Des chercheurs travaillent sur des vaccins capables de prévenir les caries en s’attaquant directement aux bactéries responsables. Tests cliniques, extraits végétaux, probiotiques… la médecine dentaire entre dans une ère nouvelle, entre biotechnologie et régénération cellulaire.
Et si demain, une simple application sur les dents suffisait à se protéger contre les caries? Ce scénario, qui semblait relever de la science-fiction, devient de plus en plus plausible à mesure que la recherche avance. Depuis plusieurs années, les scientifiques cherchent à développer un vaccin contre la carie dentaire, première maladie infectieuse chronique au monde. Aujourd’hui, plusieurs équipes internationales annoncent avoir franchi un cap décisif.
C’est en ciblant la bactérie Streptococcus mutans, principale responsable de la formation de plaque dentaire et de l’érosion de l’émail, que les chercheurs espèrent neutraliser le mal à la racine. Parmi les avancées les plus notables figure un vaccin peint sur les dents, mis au point à partir de plantes de tabac génétiquement modifiées. Ce vaccin oral, développé par la société Planet Biotechnology en collaboration avec des chercheurs britanniques, utilise un extrait végétal qui induit une réponse immunitaire locale: les anticorps produits dans la salive viennent neutraliser S. mutans avant qu’elle ne puisse s’installer.
Ce vaccin n’est pas encore commercialisé, mais il a déjà été testé chez l’homme avec des résultats encourageants. Selon l’agence APM News, quelques applications suffiraient à garantir quatre mois de protection. Cette forme non invasive, à la fois pratique et sans aiguille, ouvre des perspectives prometteuses, notamment pour les enfants ou les personnes âgées, souvent plus vulnérables à la carie.
Bactéries modifiées, peptides régénérants et voies nasales
Le front de l’innovation ne s’arrête pas là. Une autre approche, encore plus radicale, consiste à remplacer S. mutans par une souche génétiquement modifiée non acidogène, baptisée BCS3-L1. Cette bactérie «amie» colonise l’environnement buccal et empêche les autres souches nocives de s’y installer. Un concept similaire à celui du microbiote intestinal, mais appliqué à la cavité buccale.
La start-up Lumina Probiotic, basée aux États-Unis, a commencé à commercialiser un kit cosmétique basé sur cette souche, sous forme de dentifrice. Si les effets sont encore en cours d’évaluation, cette stratégie ouvre la voie à une médecine préventive par la substitution microbienne, et non plus uniquement par la destruction des agents pathogènes.

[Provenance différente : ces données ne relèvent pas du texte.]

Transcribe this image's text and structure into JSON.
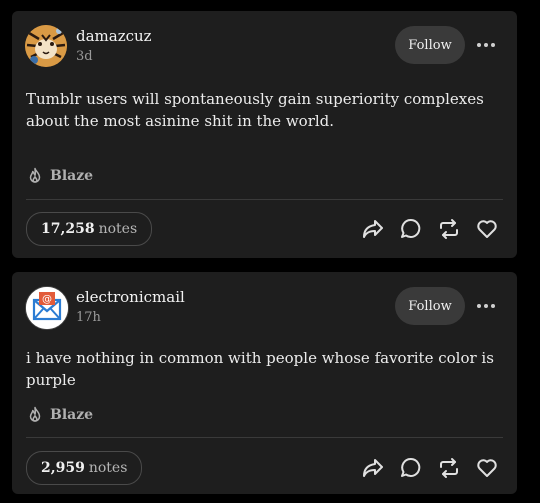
{
  "posts": [
    {
      "username": "damazcuz",
      "timestamp": "3d",
      "follow_label": "Follow",
      "body": "Tumblr users will spontaneously gain superiority complexes about the most asinine shit in the world.",
      "blaze_label": "Blaze",
      "notes_count": "17,258",
      "notes_label": "notes",
      "avatar_icon": "tiger-avatar"
    },
    {
      "username": "electronicmail",
      "timestamp": "17h",
      "follow_label": "Follow",
      "body": "i have nothing in common with people whose favorite color is purple",
      "blaze_label": "Blaze",
      "notes_count": "2,959",
      "notes_label": "notes",
      "avatar_icon": "email-envelope-avatar"
    }
  ],
  "colors": {
    "background": "#000000",
    "card": "#1e1e1e",
    "follow_button": "#3a3a3a",
    "email_accent": "#e25b3a",
    "email_blue": "#2b7cd3"
  },
  "icons": [
    "more-options-icon",
    "flame-icon",
    "share-icon",
    "reply-icon",
    "reblog-icon",
    "heart-icon"
  ]
}
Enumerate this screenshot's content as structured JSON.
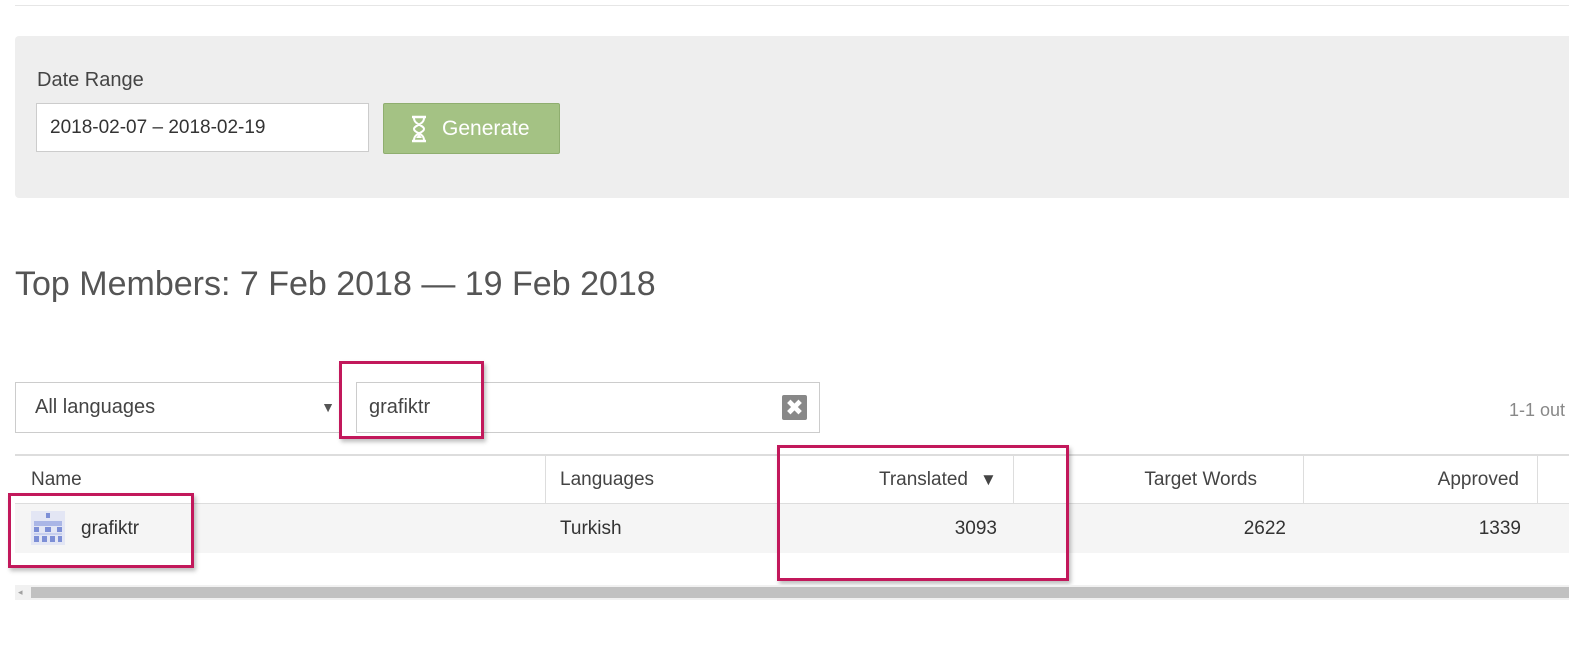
{
  "filters": {
    "date_range_label": "Date Range",
    "date_range_value": "2018-02-07 – 2018-02-19",
    "generate_label": "Generate"
  },
  "report": {
    "title": "Top Members: 7 Feb 2018 — 19 Feb 2018"
  },
  "table_controls": {
    "language_select_value": "All languages",
    "search_value": "grafiktr",
    "clear_icon": "✖",
    "pagination_text": "1-1 out"
  },
  "table": {
    "columns": [
      "Name",
      "Languages",
      "Translated",
      "Target Words",
      "Approved"
    ],
    "sort_indicator": "▼",
    "rows": [
      {
        "name": "grafiktr",
        "languages": "Turkish",
        "translated": "3093",
        "target_words": "2622",
        "approved": "1339"
      }
    ]
  },
  "colors": {
    "highlight": "#c2185b",
    "generate_button": "#a4c284",
    "panel_background": "#eeeeee"
  },
  "icons": {
    "generate": "hourglass-icon",
    "clear": "clear-icon",
    "sort": "sort-desc-icon",
    "avatar": "identicon-avatar"
  }
}
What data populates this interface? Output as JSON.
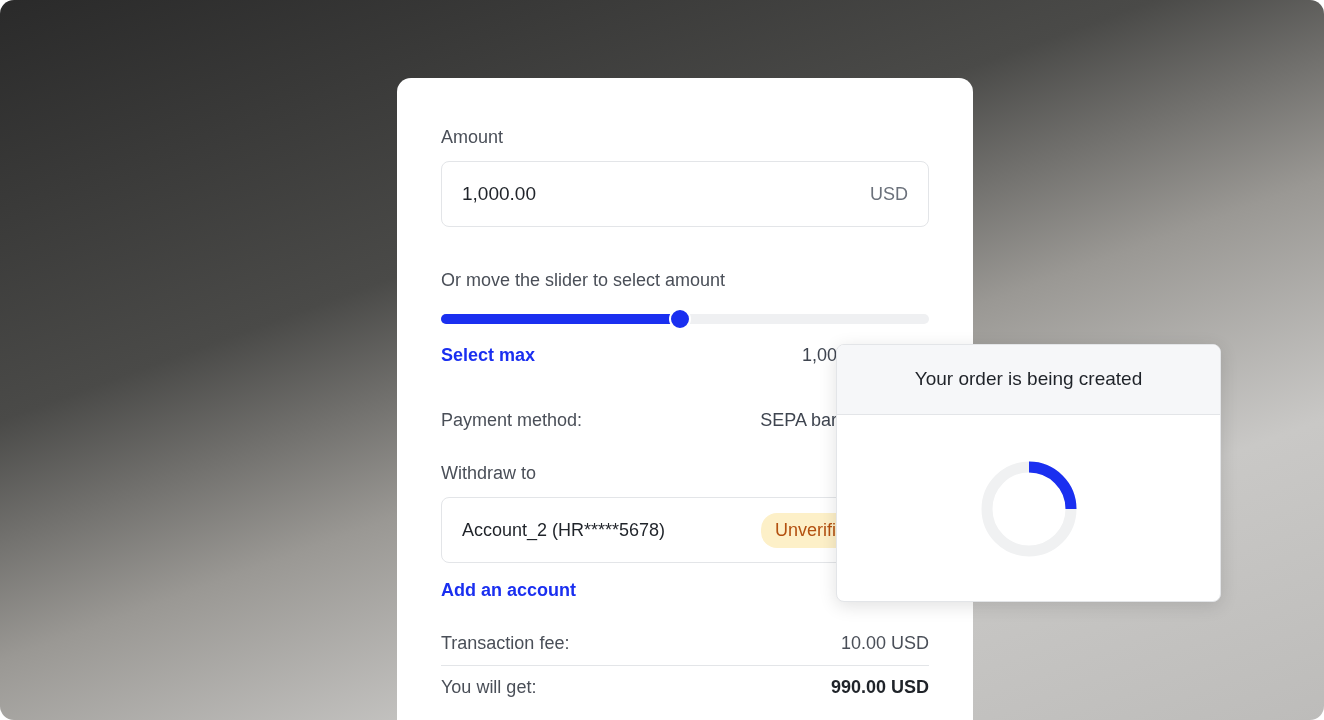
{
  "form": {
    "amount_label": "Amount",
    "amount_value": "1,000.00",
    "currency": "USD",
    "slider_label": "Or move the slider to select amount",
    "slider": {
      "level": 0.49
    },
    "select_max": "Select max",
    "max_value": "1,00",
    "payment_method_label": "Payment method:",
    "payment_method_value": "SEPA bar",
    "withdraw_label": "Withdraw to",
    "account": "Account_2 (HR*****5678)",
    "account_status": "Unverifi",
    "add_account": "Add an account",
    "summary": [
      {
        "label": "Transaction fee:",
        "value": "10.00 USD",
        "emphasis": false
      },
      {
        "label": "You will get:",
        "value": "990.00 USD",
        "emphasis": true
      }
    ]
  },
  "dialog": {
    "title": "Your order is being created"
  }
}
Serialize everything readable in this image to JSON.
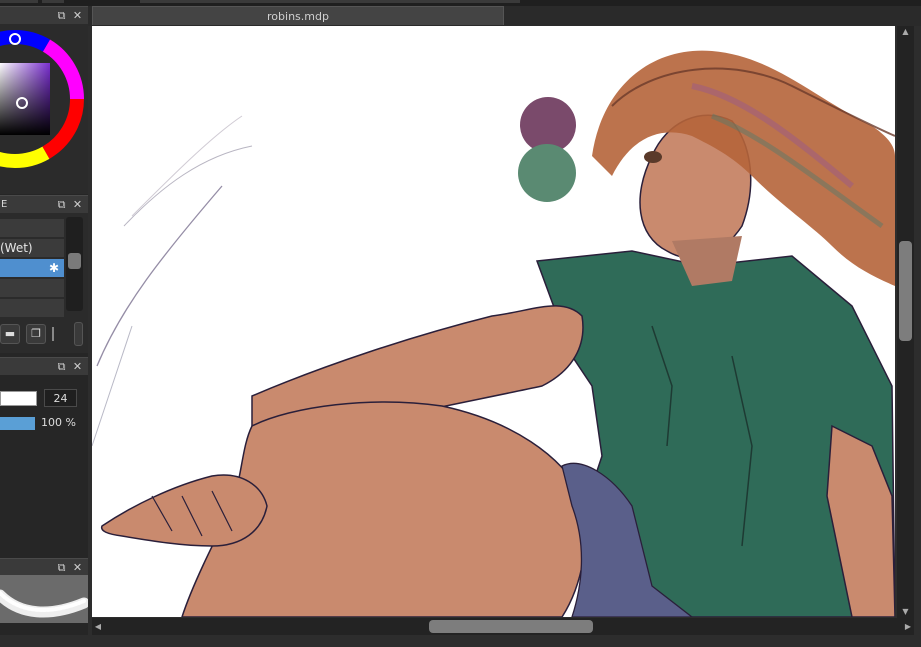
{
  "document": {
    "tab_title": "robins.mdp"
  },
  "panels": {
    "brush": {
      "header_label": "E",
      "items": [
        {
          "label": ""
        },
        {
          "label": "(Wet)"
        },
        {
          "label": ""
        },
        {
          "label": ""
        },
        {
          "label": ""
        }
      ],
      "selected_index": 2,
      "settings_glyph": "✱",
      "folder_glyph": "▬",
      "copy_glyph": "❐"
    },
    "brush_size": {
      "size_value": "24",
      "opacity_value": "100 %",
      "opacity_fraction": 1.0
    }
  },
  "icons": {
    "float_icon": "⧉",
    "close_icon": "✕",
    "scroll_up_icon": "▲",
    "scroll_down_icon": "▼",
    "scroll_left_icon": "◀",
    "scroll_right_icon": "▶"
  },
  "colors": {
    "swatch_purple": "#7a4a6b",
    "swatch_green": "#5a8a72",
    "selection_blue": "#4f8fcf",
    "shirt_green": "#2f6b58",
    "skin": "#c98a6e",
    "hair": "#b5643a",
    "shorts": "#5a5f8a"
  }
}
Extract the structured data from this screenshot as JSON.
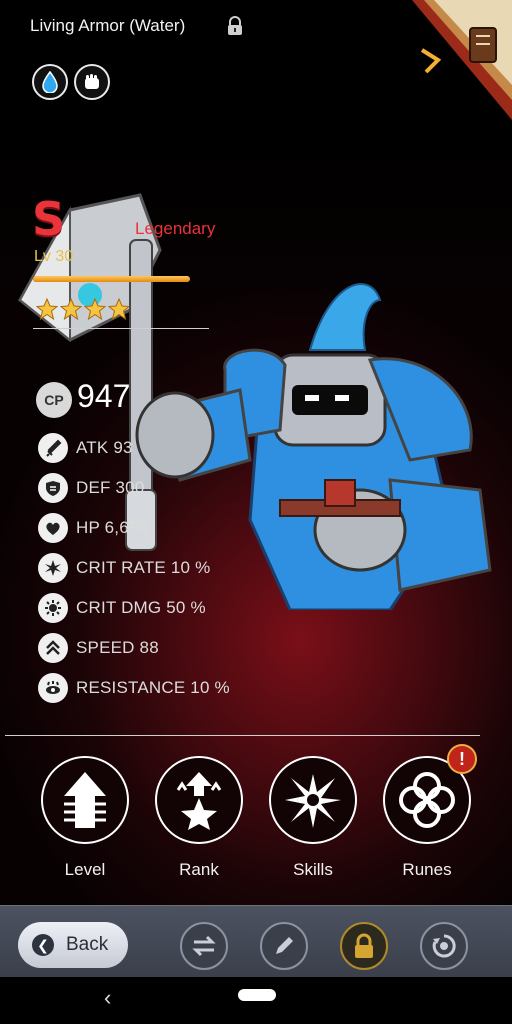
{
  "header": {
    "title": "Living Armor (Water)",
    "lock_icon": "padlock-icon",
    "type_icons": [
      "water-element-icon",
      "fist-attack-type-icon"
    ],
    "codex_icon": "book-icon"
  },
  "monster": {
    "grade": "S",
    "rarity": "Legendary",
    "level": "Lv 30",
    "xp_fraction": 1.0,
    "stars": 4,
    "cp_label": "CP",
    "cp_value": "947"
  },
  "stats": [
    {
      "icon": "sword-icon",
      "text": "ATK 93"
    },
    {
      "icon": "shield-icon",
      "text": "DEF 300"
    },
    {
      "icon": "heart-icon",
      "text": "HP 6,686"
    },
    {
      "icon": "crit-rate-burst-icon",
      "text": "CRIT RATE 10 %"
    },
    {
      "icon": "crit-damage-icon",
      "text": "CRIT DMG 50 %"
    },
    {
      "icon": "speed-chevrons-icon",
      "text": "SPEED 88"
    },
    {
      "icon": "resistance-eye-icon",
      "text": "RESISTANCE 10 %"
    }
  ],
  "actions": [
    {
      "label": "Level",
      "icon": "level-up-arrow-icon"
    },
    {
      "label": "Rank",
      "icon": "rank-star-icon"
    },
    {
      "label": "Skills",
      "icon": "skills-burst-icon"
    },
    {
      "label": "Runes",
      "icon": "runes-knot-icon"
    }
  ],
  "runes_alert": "!",
  "bottombar": {
    "back_label": "Back",
    "buttons": [
      "swap-icon",
      "pencil-icon",
      "lock-icon",
      "recycle-icon"
    ]
  },
  "colors": {
    "accent_red": "#e8343a",
    "level_gold": "#e6c24a",
    "background_red": "#7a0f18"
  }
}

En parallèle, des chercheurs chinois et portugais explorent la piste d’un vaccin intranasal contre les caries, visant à induire une immunité mucosale contre S. mutans et S. sobrinus. Les premiers essais précliniques montrent des taux d’efficacité de 50 à 64% chez la souris. Encore au stade expérimental, cette voie intéresse néanmoins les spécialistes pour son potentiel à induire une réponse immunitaire générale, sans passer par une injection.
Autre piste en pleine expansion, la régénération de l’émail grâce à des peptides biomimétiques. Des chercheurs de l’université de Leeds, en collaboration avec la société suisse Credentis, ont mis au point une molécule appelée P 11‑4, capable de se glisser dans les microfissures de l’émail et d’y activer un processus naturel de reminéralisation. Commercialisé sous le nom de Curodont Repair, ce traitement est déjà utilisé par certains dentistes en cabinet et pourrait représenter une alternative aux premiers soins invasifs.
La prudence reste de mise
Ces innovations, si elles s’additionnent, pourraient bouleverser l’approche traditionnelle de la prévention dentaire, encore largement centrée sur le fluor, le brossage et le suivi régulier. «Nous assistons à un changement de paradigme», explique un chercheur en biotechnologie dentaire sous anonymat. «Il ne s’agit plus seulement de réparer les dégâts, mais d’empêcher que la carie ne se développe, voire de régénérer les tissus attaqués.»
Pour autant, la prudence reste de mise. Aucun de ces vaccins ou solutions n’a encore obtenu l’autorisation d’être commercialisé comme médicament de prévention standard. Les essais cliniques sont en cours, les protocoles d’efficacité et de sécurité doivent encore être validés à grande échelle, et les effets secondaires étudiés sur le long terme.
Mais une chose est sûre: la lutte contre les caries entre dans une nouvelle ère. Une ère où la médecine dentaire pourrait ne plus se contenter de soigner, mais commencer à prévenir et à renforcer. Une bonne nouvelle pour les 2,4 milliards de personnes touchées chaque année par cette affection trop banalisée, et un soulagement potentiel pour les systèmes de santé, qui dépensent des milliards en soins dentaires curatifs.